What ground albedo applies to Australian sites?
AER and CSIRO surface-radiation studies report these representative values: green lawn (irrigated, southern states) 0.22; dry pasture or paddock (most of Australia, summer) 0.30; red sandy soil (NT, WA outback) 0.35–0.40; concrete carpark 0.30; light Colorbond roof in Surfmist or Classic Cream 0.55–0.65; dark Colorbond roof (Monument, Basalt) 0.10–0.15; gravel ballast 0.20–0.25; wet sand beach 0.35. The CSIRO Atmospheric Composition Annual Report 2023 includes an interactive surface albedo map for every postcode. Bifacial gains for Australian ground-mount systems on sandy soil regularly exceed 8% annually — among the highest in the developed world.

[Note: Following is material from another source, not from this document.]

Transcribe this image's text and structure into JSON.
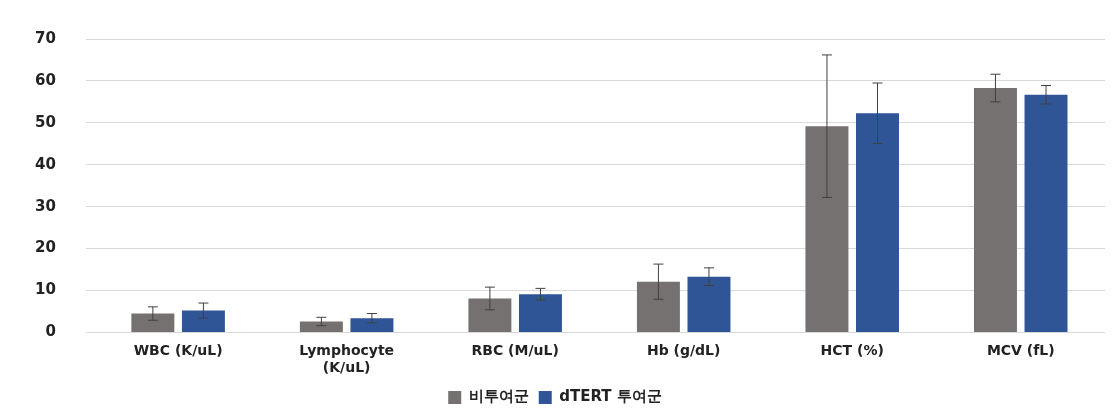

Which AS/NZS clauses apply to bifacial systems?
AS/NZS 5033:2021 (PV Array Installation) §5.3 addresses module DC ratings — for bifacial modules, the array maximum voltage calculation must use the front-side STC Voc plus the bifaciality coefficient × albedo × 1000 W/m² rear contribution, capped at 1500 V DC for residential systems. AS/NZS 4777.1:2016 (Grid Connection) governs the inverter side. AS/NZS 3000:2018 (Wiring Rules) covers AC wiring. The CEC Design Guidelines for Grid-Connected Solar PV Systems (v9, 2024) §B.6 now explicitly references bifacial design — installers must document the bifaciality coefficient and site albedo on the design certificate, and the CEC PV Module Performance Bulletin No. 14 (2023) clarifies that STC ratings on the CEC Approved List are front-side values only.

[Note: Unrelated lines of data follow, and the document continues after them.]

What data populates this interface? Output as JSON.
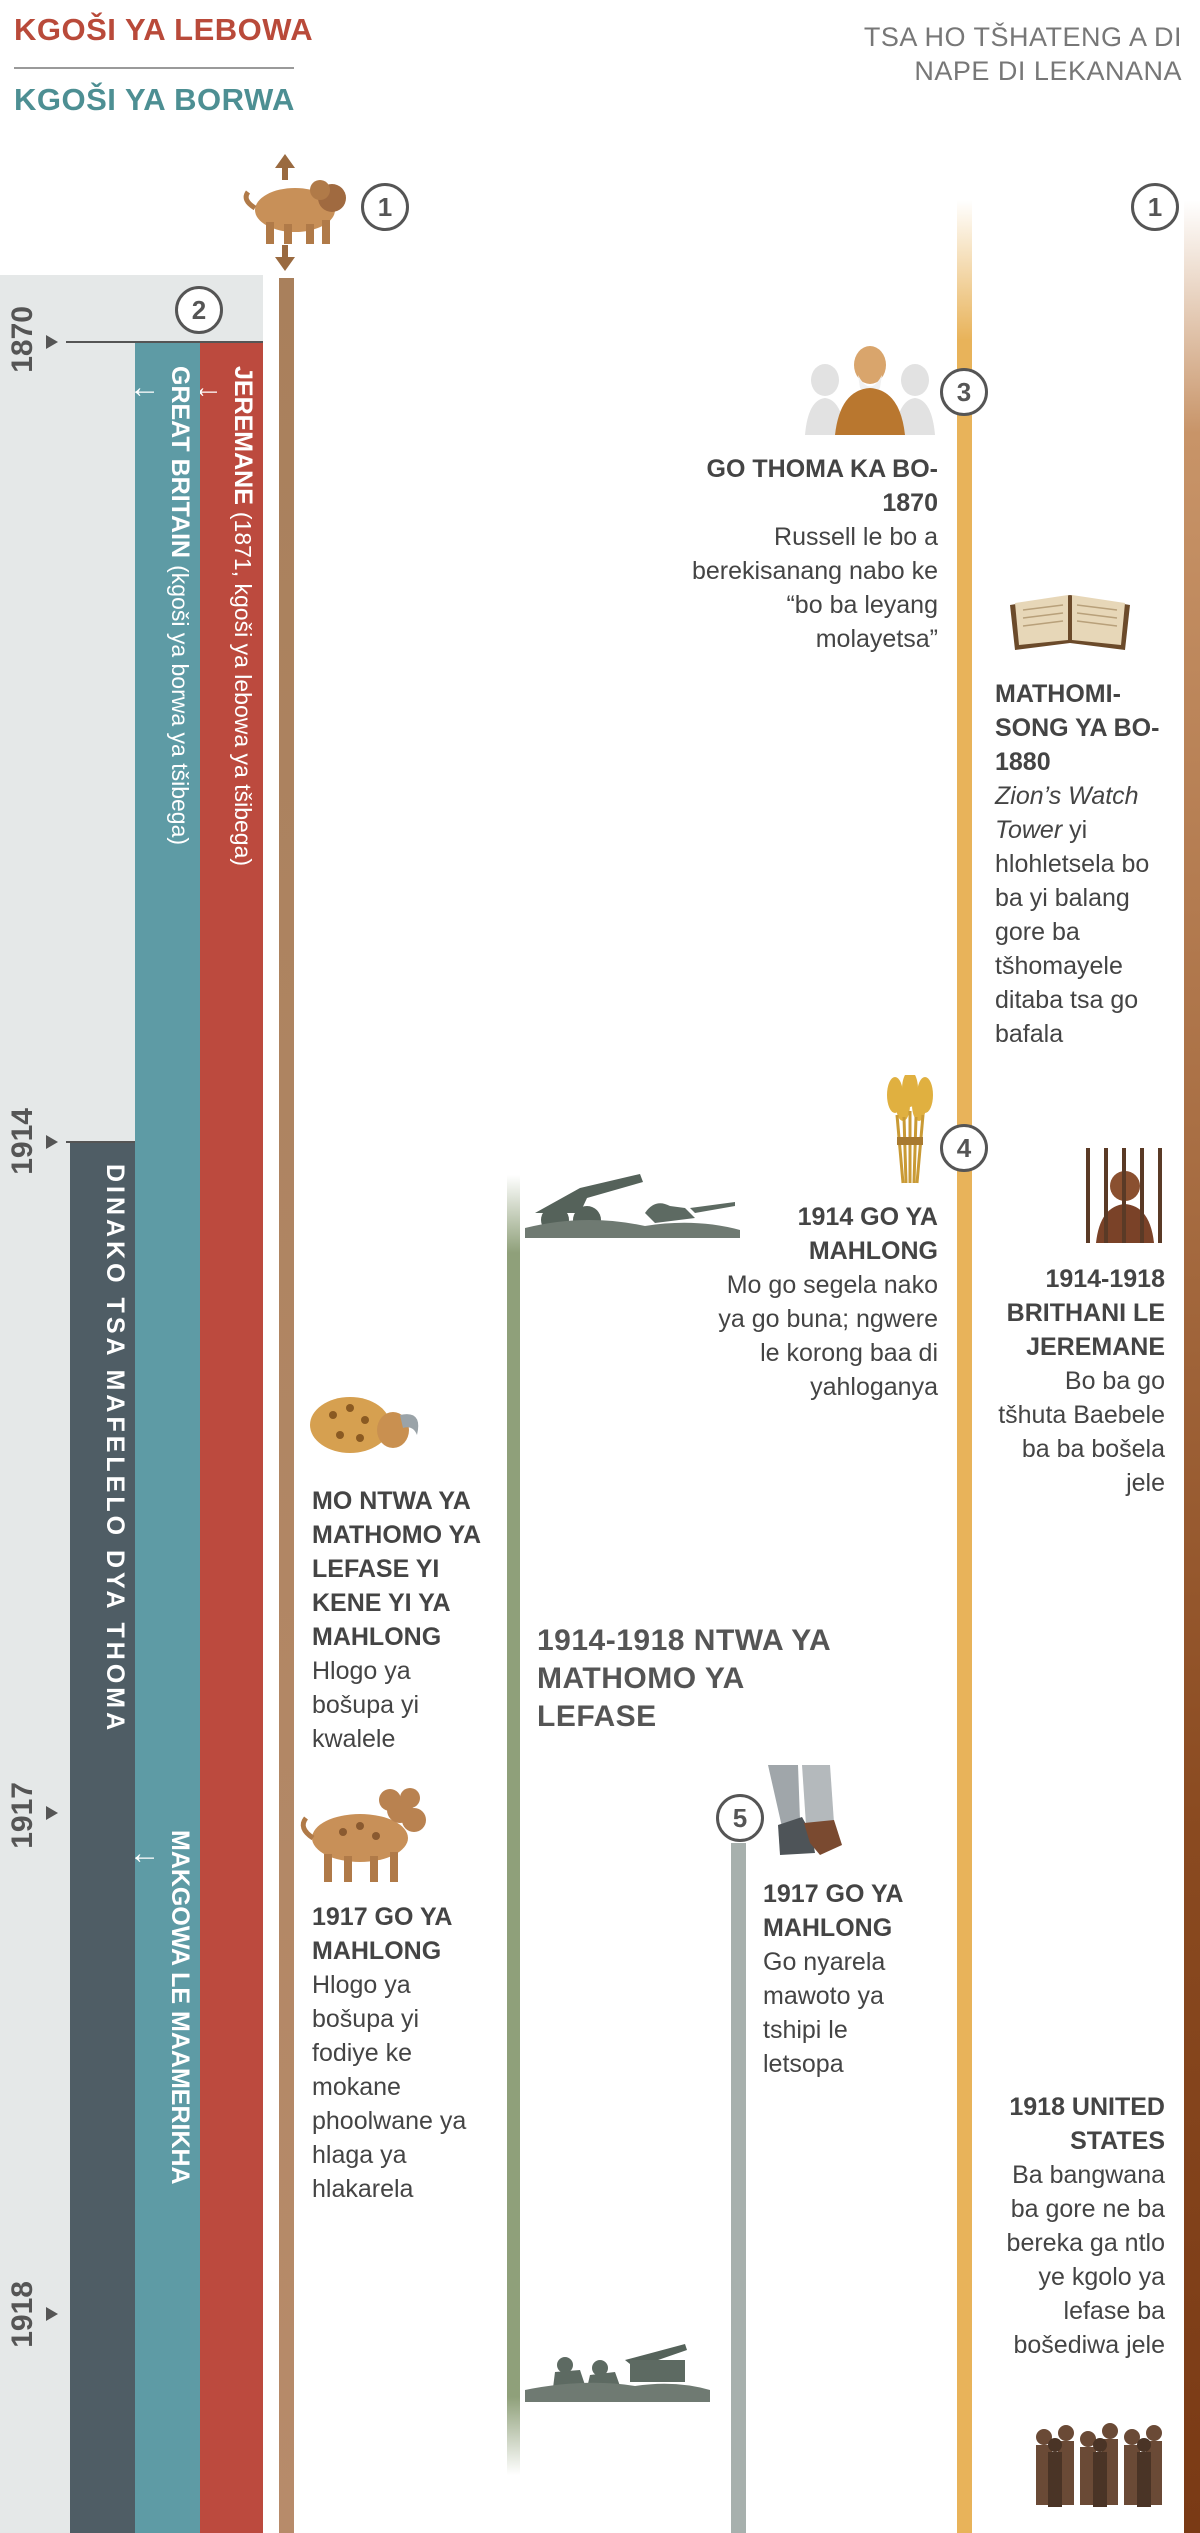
{
  "header": {
    "king_north": "KGOŠI YA LEBOWA",
    "king_south": "KGOŠI YA BORWA",
    "right_title": "TSA HO TŠHATENG A DI NAPE DI LEKANANA"
  },
  "years": [
    "1870",
    "1914",
    "1917",
    "1918"
  ],
  "bars": {
    "germany": "JEREMANE",
    "germany_sub": "(1871, kgoši ya lebowa ya tšibega)",
    "britain": "GREAT BRITAIN",
    "britain_sub": "(kgoši ya borwa ya tšibega)",
    "feet": "DINAKO TSA MAFELELO DYA THOMA",
    "angloam": "MAKGOWA LE MAAMERIKHA",
    "arrow": "↓"
  },
  "markers": [
    "1",
    "2",
    "1",
    "3",
    "4",
    "5"
  ],
  "events": {
    "go_thoma": {
      "title": "GO THOMA KA BO-1870",
      "body": "Russell le bo a berekisanang nabo ke “bo ba leyang molayetsa”"
    },
    "mathomi": {
      "title": "MATHOMI-SONG YA BO-1880",
      "body_italic": "Zion’s Watch Tower",
      "body": " yi hlohletsela bo ba yi balang gore ba tšhomayele ditaba tsa go bafala"
    },
    "mahlong_1914": {
      "title": "1914 GO YA MAHLONG",
      "body": "Mo go segela nako ya go buna; ngwere le korong baa di yahloganya"
    },
    "brithani": {
      "title": "1914-1918 BRITHANI LE JEREMANE",
      "body": "Bo ba go tšhuta Baebele ba ba bošela jele"
    },
    "ntwa_left": {
      "title": "MO NTWA YA MATHOMO YA LEFASE YI KENE YI YA MAHLONG",
      "body": "Hlogo ya bošupa yi kwalele"
    },
    "ntwa_center": {
      "title": "1914-1918 NTWA YA MATHOMO YA LEFASE"
    },
    "mahlong_1917a": {
      "title": "1917 GO YA MAHLONG",
      "body": "Hlogo ya bošupa yi fodiye ke mokane phoolwane ya hlaga ya hlakarela"
    },
    "mahlong_1917b": {
      "title": "1917 GO YA MAHLONG",
      "body": "Go nyarela mawoto ya tshipi le letsopa"
    },
    "united_states": {
      "title": "1918 UNITED STATES",
      "body": "Ba bangwana ba gore ne ba bereka ga ntlo ye kgolo ya lefase ba bošediwa jele"
    }
  },
  "icons": [
    "beast-arrows-icon",
    "russell-group-icon",
    "open-book-icon",
    "wheat-bundle-icon",
    "prisoner-bars-icon",
    "soldiers-artillery-icon",
    "beast-head-wounded-icon",
    "four-headed-beast-icon",
    "iron-clay-feet-icon",
    "soldiers-artillery-icon",
    "crowd-icon"
  ]
}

How big is the bifacial gain in coastal Queensland versus the NT?
A 6.6 kWp ground-mount in Townsville on a typical green-grass site (albedo 0.22, 1 m clearance) gains about 6.5% rear-side per year — roughly 600 kWh extra on a 9,240 kWh/year front-side total. The same array near Alice Springs on red sand (albedo 0.38, 1 m clearance) gains 11–12%, or roughly 1,050 kWh extra. At the AER 2025 default market offer of A$0.32/kWh that is A$192 versus A$336 per year, or A$4,800–A$8,400 over 25 years. The remote NT regional economics favour bifacial+tracker pairings strongly enough that the recent CEC RFP for NT remote community microgrids essentially mandates bifacial bidding.
Does the small-scale technology certificate (STC) discount differ for bifacial?
No — STCs are calculated from the front-side nameplate rating only, per the Clean Energy Regulator’s SRES Eligibility Determination 2024. A 440 W bifacial module receives the same STC value as a 440 W monofacial module. This is a small disadvantage to bifacial (since you’re paying for cells that produce additional kWh that aren’t credited at install time), but the long-run value still favours bifacial for the high-elevation high-albedo installs above. The CER’s 2026 SRES Review is considering a bifacial uplift factor but has not yet legislated one.